萌が何度も探して見つからなかったのに、バッグの中にあるUSBなんか見落とすわけがない。

しかも、萌はUSB自体立花さんに返したって記憶が残ってるんだから。

顔が熱い。

外の空気が冷たいから一層体中が熱くなるのが自分でもわかる。

改札を抜けたと同時に到着した電車に飛び乗った。

黒のショートブーツの革紐がほどけているのに気付き慌てて結び直す。

今日はなんだか慌ただしい。

こういうときに限って何か起こったりするんだよね。

祖母にも「無理しちゃいけないよ」と言われたっけ。

ふぅ~と大きく深呼吸をして、気持ちを落ち着ける。

電車の中は時間も時間だったからか割りと空いていたので、扉近くの座席に腰を下ろした。

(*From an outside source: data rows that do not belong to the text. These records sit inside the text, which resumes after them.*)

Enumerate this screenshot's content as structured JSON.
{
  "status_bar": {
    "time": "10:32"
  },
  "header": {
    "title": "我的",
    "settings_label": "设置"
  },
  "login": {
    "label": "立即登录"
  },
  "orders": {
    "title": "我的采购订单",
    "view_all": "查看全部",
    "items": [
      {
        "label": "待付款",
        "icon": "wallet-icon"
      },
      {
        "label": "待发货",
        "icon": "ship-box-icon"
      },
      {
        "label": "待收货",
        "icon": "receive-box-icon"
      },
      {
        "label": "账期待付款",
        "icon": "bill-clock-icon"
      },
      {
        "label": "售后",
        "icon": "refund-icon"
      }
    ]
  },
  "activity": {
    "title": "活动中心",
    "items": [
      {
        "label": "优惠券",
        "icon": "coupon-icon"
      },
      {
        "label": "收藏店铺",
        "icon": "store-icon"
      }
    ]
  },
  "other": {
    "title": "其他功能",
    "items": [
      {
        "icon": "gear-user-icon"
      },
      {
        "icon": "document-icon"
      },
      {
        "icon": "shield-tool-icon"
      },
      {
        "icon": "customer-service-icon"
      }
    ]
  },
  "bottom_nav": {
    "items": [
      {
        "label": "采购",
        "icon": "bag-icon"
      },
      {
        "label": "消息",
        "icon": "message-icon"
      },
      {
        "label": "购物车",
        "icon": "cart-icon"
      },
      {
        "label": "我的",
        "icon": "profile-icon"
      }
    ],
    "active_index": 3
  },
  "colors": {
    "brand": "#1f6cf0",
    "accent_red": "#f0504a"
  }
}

竹部さんから年末の旅行をキャンセルされ、その代わり正月に会うことになり、よって翔と松山城に行けることになり、更に祖母をつれて三人で姫路城に行くことになった。

手帳を広げ今日決まった予定を一つ一つ確認する。

たった1日でこんなに予定が入ることも珍しい。

そして、今祖母の病院から萌が心配で会社に戻っている自分てほんと翔が見てたらドタバタしすぎだって笑われちゃうわね。

もう一度靴紐をしっかり結び直し、電車を降りた。